A NOTED election lawyer has questioned the legal capacity of those asking the Commission on Elections to cancel the Certificate of Candidacy for president of Senator Grace Poe.
Poll lawyer Romeo Macalintal said on Saturday that while former Senator Francisco Tatad, lawyer Estrella Elamparo and law school dean Antonio Contreras have the right to file the petition as registered voters, they are not really “parties-in-interest.”
He said that Section 2, Rule 3 of the Rule of Court (which applies to Comelec cases) defines a “real-party-in-interest” as one who “stands to be benefited or injured by the judgment in the suit, or the party entitled to the avails of the suit.”
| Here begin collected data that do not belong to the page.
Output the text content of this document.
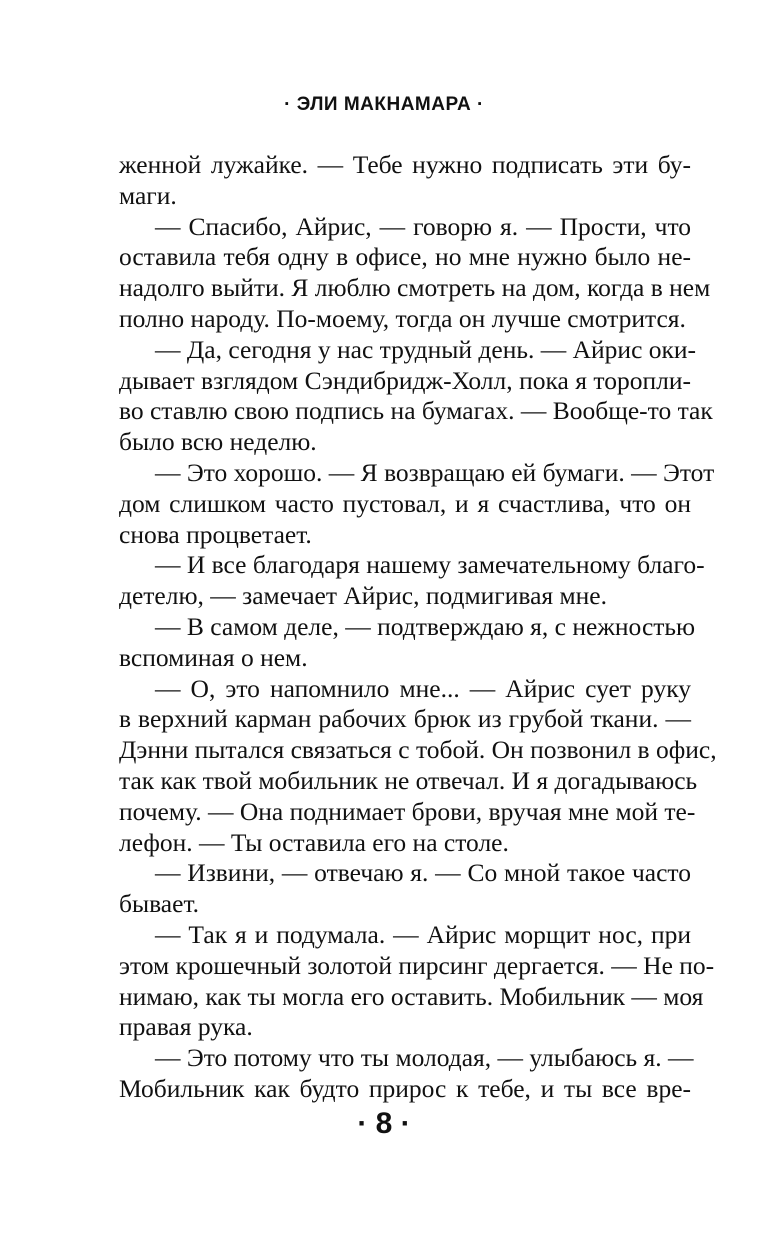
· ЭЛИ МАКНАМАРА ·
женной лужайке. — Тебе нужно подписать эти бу-
маги.
— Спасибо, Айрис, — говорю я. — Прости, что
оставила тебя одну в офисе, но мне нужно было не-
надолго выйти. Я люблю смотреть на дом, когда в нем
полно народу. По-моему, тогда он лучше смотрится.
— Да, сегодня у нас трудный день. — Айрис оки-
дывает взглядом Сэндибридж-Холл, пока я торопли-
во ставлю свою подпись на бумагах. — Вообще-то так
было всю неделю.
— Это хорошо. — Я возвращаю ей бумаги. — Этот
дом слишком часто пустовал, и я счастлива, что он
снова процветает.
— И все благодаря нашему замечательному благо-
детелю, — замечает Айрис, подмигивая мне.
— В самом деле, — подтверждаю я, с нежностью
вспоминая о нем.
— О, это напомнило мне... — Айрис сует руку
в верхний карман рабочих брюк из грубой ткани. —
Дэнни пытался связаться с тобой. Он позвонил в офис,
так как твой мобильник не отвечал. И я догадываюсь
почему. — Она поднимает брови, вручая мне мой те-
лефон. — Ты оставила его на столе.
— Извини, — отвечаю я. — Со мной такое часто
бывает.
— Так я и подумала. — Айрис морщит нос, при
этом крошечный золотой пирсинг дергается. — Не по-
нимаю, как ты могла его оставить. Мобильник — моя
правая рука.
— Это потому что ты молодая, — улыбаюсь я. —
Мобильник как будто прирос к тебе, и ты все вре-
· 8 ·
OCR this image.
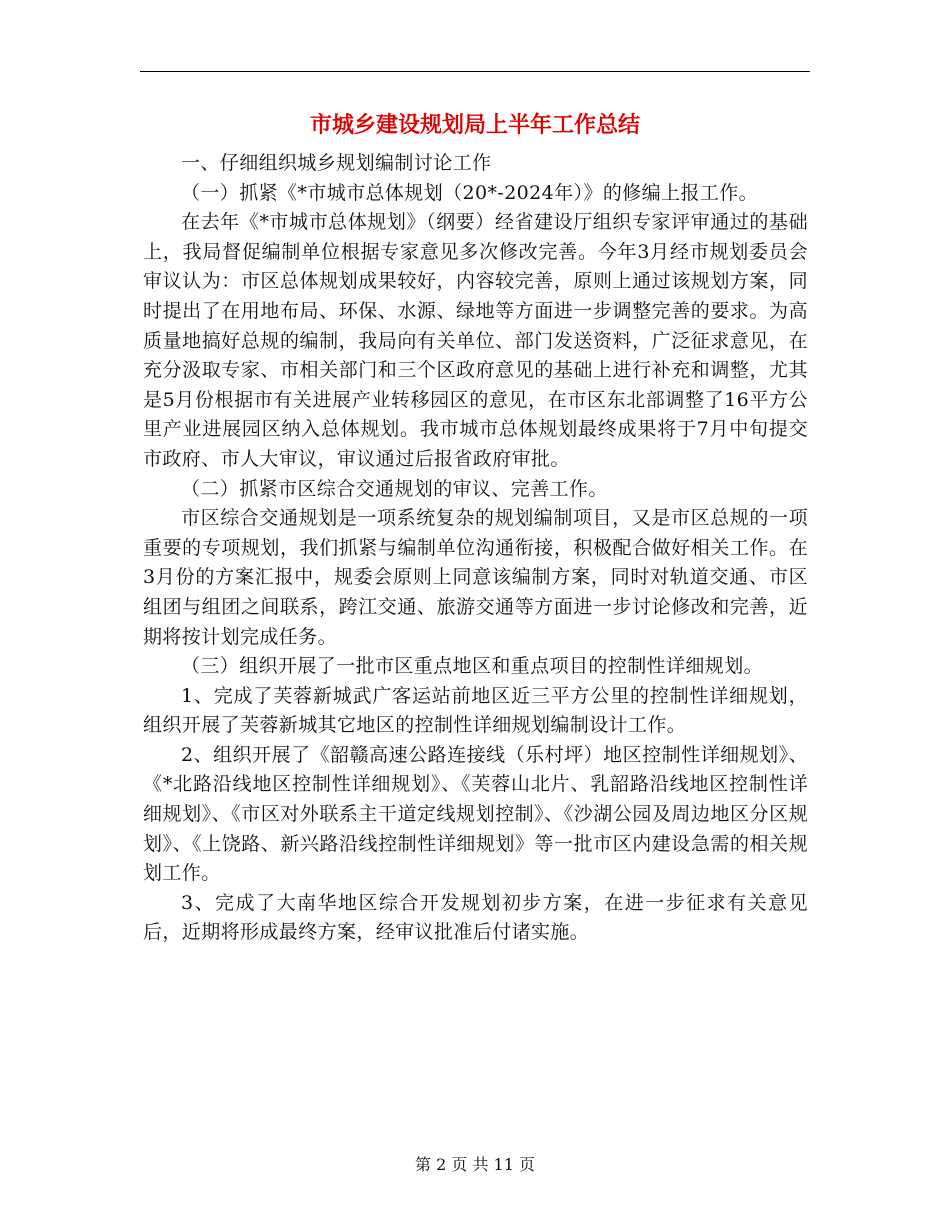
市城乡建设规划局上半年工作总结

一、仔细组织城乡规划编制讨论工作

（一）抓紧《*市城市总体规划（20*-2024年）》的修编上报工作。

在去年《*市城市总体规划》（纲要）经省建设厅组织专家评审通过的基础上，我局督促编制单位根据专家意见多次修改完善。今年3月经市规划委员会审议认为：市区总体规划成果较好，内容较完善，原则上通过该规划方案，同时提出了在用地布局、环保、水源、绿地等方面进一步调整完善的要求。为高质量地搞好总规的编制，我局向有关单位、部门发送资料，广泛征求意见，在充分汲取专家、市相关部门和三个区政府意见的基础上进行补充和调整，尤其是5月份根据市有关进展产业转移园区的意见，在市区东北部调整了16平方公里产业进展园区纳入总体规划。我市城市总体规划最终成果将于7月中旬提交市政府、市人大审议，审议通过后报省政府审批。

（二）抓紧市区综合交通规划的审议、完善工作。

市区综合交通规划是一项系统复杂的规划编制项目，又是市区总规的一项重要的专项规划，我们抓紧与编制单位沟通衔接，积极配合做好相关工作。在3月份的方案汇报中，规委会原则上同意该编制方案，同时对轨道交通、市区组团与组团之间联系，跨江交通、旅游交通等方面进一步讨论修改和完善，近期将按计划完成任务。

（三）组织开展了一批市区重点地区和重点项目的控制性详细规划。

1、完成了芙蓉新城武广客运站前地区近三平方公里的控制性详细规划，组织开展了芙蓉新城其它地区的控制性详细规划编制设计工作。

2、组织开展了《韶赣高速公路连接线（乐村坪）地区控制性详细规划》、《*北路沿线地区控制性详细规划》、《芙蓉山北片、乳韶路沿线地区控制性详细规划》、《市区对外联系主干道定线规划控制》、《沙湖公园及周边地区分区规划》、《上饶路、新兴路沿线控制性详细规划》等一批市区内建设急需的相关规划工作。

3、完成了大南华地区综合开发规划初步方案，在进一步征求有关意见后，近期将形成最终方案，经审议批准后付诸实施。

第 2 页 共 11 页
“Their legal interest to disqualify Poe is limited to asking the Comelec to deny or cancel her CoC. They have no legal capacity or personality to ask the Comelec to delete Poe’s name from the official ballots because such action is no longer legal but already in the realm of politics,” Macalintal argued.
He said Comelec rules allows “any registered voter to file a verified petition to deny due course to or cancel the CoC for any elective office” but since the petitioners do stand to benefit or be injured, they cannot ask the poll body to delete her name from the ballot.
“Their petitions will be tainted with politics if, at this stage of Poe’s cases, they would ask for the deletion of her name from the ballots, since their only legal right is to seek the cancellation or denial of Poe’s CoC which they had already attained at the Comelec level and waiting final ruling from the Supreme Court on Poe’s appeal,” the lawyer said.
“The real party in interest or the person who might be ‘injured’ in case Poe’s name is included in the official ballots are those other candidates who filed CoCs for president but who have not filed such cases against Poe,” Macalintal said.
“Hence, the issue of whether or not Poe’s name should be deleted from the ballots would come as a legal consequence of whatever final verdict the Supreme Court will render on Poe’s cases, without Tatad, Elamparo, and Contreras asking for it,” he added.